AIDL 的用法
Step 1 定义通信协议
先看一段代码,这个是一个很简单的计算,A进程发起计算,B进程进行计算,返回结果。
interface ICalculatorService {
String add(int a, int b, );
}
编译后得到AIDL文件,我们拆分一下客户端进程A使用类 和 进程B服务端使用类:
Step 2 客户端A进程代码实现
客户端A进程使用aidl做加减:
private var calculatorService: ICalculatorService? = null
private val serviceConnection = object : ServiceConnection {
override fun onServiceConnected(name: ComponentName?, service: IBinder?) {
calculatorService = ICalculatorService.Stub.asInterface(service)
isBound = true
callRemoteAdd(3, 5)
}
override fun onServiceDisconnected(name: ComponentName?) {
calculatorService = null
isBound = false
}
}
private fun callRemoteAdd(a: Int, b: Int) {
try {
val result = calculatorService?.add(a, b)

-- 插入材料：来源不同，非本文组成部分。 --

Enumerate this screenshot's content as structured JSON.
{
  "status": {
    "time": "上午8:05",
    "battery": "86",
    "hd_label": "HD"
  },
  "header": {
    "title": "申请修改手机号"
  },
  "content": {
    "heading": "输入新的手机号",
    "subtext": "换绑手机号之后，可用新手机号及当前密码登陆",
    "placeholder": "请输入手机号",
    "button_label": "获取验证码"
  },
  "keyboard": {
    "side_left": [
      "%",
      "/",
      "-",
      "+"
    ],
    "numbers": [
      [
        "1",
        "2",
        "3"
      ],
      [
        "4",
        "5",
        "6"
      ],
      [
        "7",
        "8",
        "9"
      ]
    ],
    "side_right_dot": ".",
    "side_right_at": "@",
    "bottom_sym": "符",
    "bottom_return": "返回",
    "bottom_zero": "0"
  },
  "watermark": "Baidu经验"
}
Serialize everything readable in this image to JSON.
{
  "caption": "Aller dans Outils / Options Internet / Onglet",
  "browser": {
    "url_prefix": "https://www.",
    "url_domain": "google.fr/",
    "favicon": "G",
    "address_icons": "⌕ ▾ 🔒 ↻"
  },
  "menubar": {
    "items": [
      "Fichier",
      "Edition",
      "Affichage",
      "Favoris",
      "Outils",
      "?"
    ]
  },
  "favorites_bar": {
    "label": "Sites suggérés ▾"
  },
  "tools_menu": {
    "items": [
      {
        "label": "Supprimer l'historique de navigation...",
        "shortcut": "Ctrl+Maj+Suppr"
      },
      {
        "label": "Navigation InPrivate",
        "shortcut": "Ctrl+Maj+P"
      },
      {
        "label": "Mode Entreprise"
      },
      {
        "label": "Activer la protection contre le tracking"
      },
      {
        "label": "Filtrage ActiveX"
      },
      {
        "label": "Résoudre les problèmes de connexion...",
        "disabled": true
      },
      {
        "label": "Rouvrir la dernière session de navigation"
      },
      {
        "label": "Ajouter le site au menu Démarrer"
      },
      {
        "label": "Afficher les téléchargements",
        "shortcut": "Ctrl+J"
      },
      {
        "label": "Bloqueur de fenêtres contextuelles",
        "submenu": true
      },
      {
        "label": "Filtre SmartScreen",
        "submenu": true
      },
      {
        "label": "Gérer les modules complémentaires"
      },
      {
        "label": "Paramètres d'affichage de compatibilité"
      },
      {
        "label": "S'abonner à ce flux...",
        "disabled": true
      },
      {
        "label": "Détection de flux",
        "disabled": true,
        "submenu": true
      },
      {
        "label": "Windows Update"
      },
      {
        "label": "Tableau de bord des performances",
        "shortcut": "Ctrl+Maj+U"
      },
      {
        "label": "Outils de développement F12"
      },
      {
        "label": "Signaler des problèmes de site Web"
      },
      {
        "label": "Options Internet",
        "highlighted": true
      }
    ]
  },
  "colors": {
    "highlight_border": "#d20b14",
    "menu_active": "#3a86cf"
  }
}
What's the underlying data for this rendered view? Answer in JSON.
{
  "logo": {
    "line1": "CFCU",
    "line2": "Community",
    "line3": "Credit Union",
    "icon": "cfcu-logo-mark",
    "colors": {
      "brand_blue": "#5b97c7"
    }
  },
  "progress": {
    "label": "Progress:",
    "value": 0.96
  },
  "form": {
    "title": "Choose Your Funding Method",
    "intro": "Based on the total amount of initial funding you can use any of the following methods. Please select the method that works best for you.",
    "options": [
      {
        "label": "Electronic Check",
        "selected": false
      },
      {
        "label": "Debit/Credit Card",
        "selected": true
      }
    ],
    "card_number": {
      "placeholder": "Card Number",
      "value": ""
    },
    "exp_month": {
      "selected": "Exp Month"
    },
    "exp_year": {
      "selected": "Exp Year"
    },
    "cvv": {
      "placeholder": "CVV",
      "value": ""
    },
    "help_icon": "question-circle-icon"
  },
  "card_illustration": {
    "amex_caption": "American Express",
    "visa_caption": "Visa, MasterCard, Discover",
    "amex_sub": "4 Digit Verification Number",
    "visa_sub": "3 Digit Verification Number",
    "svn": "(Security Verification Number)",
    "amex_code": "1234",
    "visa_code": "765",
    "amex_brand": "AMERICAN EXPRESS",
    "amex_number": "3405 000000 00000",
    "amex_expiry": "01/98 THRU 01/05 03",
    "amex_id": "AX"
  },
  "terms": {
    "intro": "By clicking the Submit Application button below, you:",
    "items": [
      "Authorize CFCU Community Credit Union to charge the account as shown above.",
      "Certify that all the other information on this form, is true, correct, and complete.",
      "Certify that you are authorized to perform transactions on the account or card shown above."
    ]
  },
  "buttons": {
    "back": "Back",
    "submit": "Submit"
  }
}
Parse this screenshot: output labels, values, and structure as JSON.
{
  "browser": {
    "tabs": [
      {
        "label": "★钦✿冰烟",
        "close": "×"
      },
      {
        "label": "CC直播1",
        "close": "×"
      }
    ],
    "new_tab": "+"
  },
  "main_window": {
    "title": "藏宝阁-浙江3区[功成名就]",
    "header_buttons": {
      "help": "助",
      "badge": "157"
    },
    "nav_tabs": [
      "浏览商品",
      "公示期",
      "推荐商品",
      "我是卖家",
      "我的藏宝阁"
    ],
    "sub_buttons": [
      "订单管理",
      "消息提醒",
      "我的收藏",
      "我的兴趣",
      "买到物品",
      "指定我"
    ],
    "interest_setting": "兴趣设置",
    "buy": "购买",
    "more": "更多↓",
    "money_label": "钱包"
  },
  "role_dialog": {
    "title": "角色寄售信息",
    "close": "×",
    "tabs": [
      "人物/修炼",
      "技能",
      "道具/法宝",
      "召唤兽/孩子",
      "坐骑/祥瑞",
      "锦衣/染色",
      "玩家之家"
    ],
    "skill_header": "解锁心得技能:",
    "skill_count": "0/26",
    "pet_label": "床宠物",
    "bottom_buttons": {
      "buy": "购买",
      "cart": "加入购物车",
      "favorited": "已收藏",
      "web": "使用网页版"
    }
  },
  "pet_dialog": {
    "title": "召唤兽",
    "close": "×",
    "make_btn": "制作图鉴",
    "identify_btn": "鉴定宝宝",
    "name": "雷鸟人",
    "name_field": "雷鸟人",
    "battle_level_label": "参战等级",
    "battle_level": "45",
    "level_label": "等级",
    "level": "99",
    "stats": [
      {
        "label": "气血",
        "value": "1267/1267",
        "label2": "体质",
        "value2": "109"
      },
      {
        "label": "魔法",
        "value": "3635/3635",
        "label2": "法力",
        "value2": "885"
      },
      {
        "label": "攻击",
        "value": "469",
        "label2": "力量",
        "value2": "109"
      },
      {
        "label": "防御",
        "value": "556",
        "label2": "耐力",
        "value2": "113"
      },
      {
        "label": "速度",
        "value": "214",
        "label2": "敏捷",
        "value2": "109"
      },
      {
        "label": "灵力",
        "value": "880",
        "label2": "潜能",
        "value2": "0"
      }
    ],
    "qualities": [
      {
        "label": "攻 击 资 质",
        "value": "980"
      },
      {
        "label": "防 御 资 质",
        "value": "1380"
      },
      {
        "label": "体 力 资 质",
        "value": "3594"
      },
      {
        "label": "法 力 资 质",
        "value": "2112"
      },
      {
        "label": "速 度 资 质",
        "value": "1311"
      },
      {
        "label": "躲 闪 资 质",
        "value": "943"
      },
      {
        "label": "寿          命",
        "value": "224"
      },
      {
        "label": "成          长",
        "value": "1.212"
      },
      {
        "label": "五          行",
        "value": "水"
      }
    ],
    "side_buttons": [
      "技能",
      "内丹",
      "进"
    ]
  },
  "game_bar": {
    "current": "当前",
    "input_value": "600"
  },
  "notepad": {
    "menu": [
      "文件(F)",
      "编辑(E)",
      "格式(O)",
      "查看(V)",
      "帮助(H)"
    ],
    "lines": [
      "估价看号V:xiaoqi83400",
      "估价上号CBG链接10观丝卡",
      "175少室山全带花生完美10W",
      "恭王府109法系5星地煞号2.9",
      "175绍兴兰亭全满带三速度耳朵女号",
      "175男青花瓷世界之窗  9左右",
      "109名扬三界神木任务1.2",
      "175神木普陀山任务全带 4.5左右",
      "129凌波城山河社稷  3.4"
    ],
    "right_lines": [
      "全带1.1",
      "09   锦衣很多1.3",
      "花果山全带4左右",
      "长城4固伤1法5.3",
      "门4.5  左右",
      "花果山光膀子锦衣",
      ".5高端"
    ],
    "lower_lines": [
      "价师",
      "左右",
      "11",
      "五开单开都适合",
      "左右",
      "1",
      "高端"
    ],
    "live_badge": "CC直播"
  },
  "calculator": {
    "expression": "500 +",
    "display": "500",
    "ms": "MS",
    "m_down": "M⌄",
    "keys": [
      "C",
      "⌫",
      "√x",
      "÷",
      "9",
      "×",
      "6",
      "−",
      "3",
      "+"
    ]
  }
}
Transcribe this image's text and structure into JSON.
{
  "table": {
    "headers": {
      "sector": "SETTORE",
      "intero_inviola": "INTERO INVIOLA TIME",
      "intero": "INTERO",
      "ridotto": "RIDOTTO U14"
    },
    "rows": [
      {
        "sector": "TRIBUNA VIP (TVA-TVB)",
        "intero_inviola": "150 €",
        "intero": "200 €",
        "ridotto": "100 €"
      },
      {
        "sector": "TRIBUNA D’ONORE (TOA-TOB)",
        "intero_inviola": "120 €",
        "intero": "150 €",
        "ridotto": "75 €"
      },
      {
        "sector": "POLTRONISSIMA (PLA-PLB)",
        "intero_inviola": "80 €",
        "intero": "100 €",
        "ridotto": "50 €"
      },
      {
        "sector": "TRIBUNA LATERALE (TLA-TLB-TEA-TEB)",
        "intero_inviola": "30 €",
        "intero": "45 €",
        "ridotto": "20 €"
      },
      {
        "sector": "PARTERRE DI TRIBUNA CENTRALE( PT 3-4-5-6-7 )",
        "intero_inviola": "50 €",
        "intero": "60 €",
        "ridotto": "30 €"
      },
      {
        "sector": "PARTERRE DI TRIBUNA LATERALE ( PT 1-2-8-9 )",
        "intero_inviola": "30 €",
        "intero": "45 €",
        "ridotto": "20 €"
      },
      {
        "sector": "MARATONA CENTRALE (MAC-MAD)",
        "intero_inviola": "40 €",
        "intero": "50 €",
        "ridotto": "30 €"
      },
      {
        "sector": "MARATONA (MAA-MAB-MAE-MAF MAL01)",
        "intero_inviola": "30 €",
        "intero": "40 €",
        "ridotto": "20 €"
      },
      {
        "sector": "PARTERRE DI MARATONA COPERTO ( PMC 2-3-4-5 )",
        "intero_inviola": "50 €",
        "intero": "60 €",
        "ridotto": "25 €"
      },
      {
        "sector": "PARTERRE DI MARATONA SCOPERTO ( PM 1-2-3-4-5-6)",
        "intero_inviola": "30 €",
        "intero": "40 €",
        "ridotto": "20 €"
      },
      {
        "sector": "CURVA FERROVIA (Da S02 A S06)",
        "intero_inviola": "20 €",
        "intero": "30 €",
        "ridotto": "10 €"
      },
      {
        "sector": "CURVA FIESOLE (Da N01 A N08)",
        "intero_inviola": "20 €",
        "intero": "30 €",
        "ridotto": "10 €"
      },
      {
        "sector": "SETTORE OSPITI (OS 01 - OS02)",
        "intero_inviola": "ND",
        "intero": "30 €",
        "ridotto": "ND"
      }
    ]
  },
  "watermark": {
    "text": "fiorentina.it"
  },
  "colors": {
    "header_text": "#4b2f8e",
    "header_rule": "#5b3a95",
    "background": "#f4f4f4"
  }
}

val mainProcess = currentProcessName()
val message = "主进程: $mainProcess\n调用 add($a, $b)\n返回: $result"
binding.sampleText.text = message
Log.d(TAG, message)
} catch (e: RemoteException) {
binding.sampleText.text = "AIDL 调用失败: ${e.message}"
Log.e(TAG, "AIDL call failed", e)
}
}
private fun bindCalculatorService() {
val intent = Intent(this, CalculatorService::class.java)
isBound = bindService(intent, serviceConnection, Context.BIND_AUTO_CREATE)
if (!isBound) {
binding.sampleText.text = "绑定 CalculatorService 失败"
}
}
这个是客户端的代码,点击按钮调用 bindCalculatorService(),回调中返回了onServiceConnected IBinder,然后ICalculatorService.Stub.asInterface 转为Proxy,我们看一看Proxy都做了什么:
public static com.example.wu.myapplication.ICalculatorService asInterface(android.os.IBinder obj){
return new com.example.wu.myapplication.ICalculatorService.Stub.Proxy(obj);
}
把一个远程的iBinder对象包装了一下变为ICalculatorService.Stub.Proxy 我们再看看这个ICalculatorService.Stub.Proxy都干了什么
private static class Proxy implements com.example.wu.myapplication.ICalculatorService
{
private android.os.IBinder mRemote;
Proxy(android.os.IBinder remote)
{
mRemote = remote;
}
@Override public android.os.IBinder asBinder()
{
return mRemote;
}
public java.lang.String getInterfaceDescriptor()
{
return DESCRIPTOR;
}
@Override public java.lang.String add(int a, int b) throws android.os.RemoteException
{
android.os.Parcel _data = android.os.Parcel.obtain();
android.os.Parcel _reply = android.os.Parcel.obtain();
java.lang.String _result;
try {
_data.writeInterfaceToken(DESCRIPTOR);
_data.writeInt(a);
_data.writeInt(b);
boolean _status = mRemote.transact(Stub.TRANSACTION_add, _data, _reply, 0);
_reply.readException();
_result = _reply.readString();
}
finally {
_reply.recycle();
_data.recycle();
}
return _result;
}
}
static final int TRANSACTION_add = (android.os.IBinder.FIRST_CALL_TRANSACTION + 0);
}
主要看add 做了什么 1.把数据入参使用Parcel封装一下 2.mRemote.transact(Stub.TRANSACTION_add, _data, _reply, 0); 3._reply.readException(); _result = _reply.readString();
这个看起来就是我拿到了一个B进程的一个binder,AIDL文件帮我们生成帮助代理类,实际是用B进程返回的binder进行transact调用,等待结果。
Step 3 进程A怎么得到的binder对象
具体流程如下:
1)Activity作为Client发起bindService,最终会调度到AMS去执行bindService。在这个过程中,Client要去调用AMS的代码,所以此时就会涉及到跨进程调度,基于第三章的Binder通信模型我们不难知道,Client会先和ServiceManager通信,从ServiceManager中拿到AMS的IBinder。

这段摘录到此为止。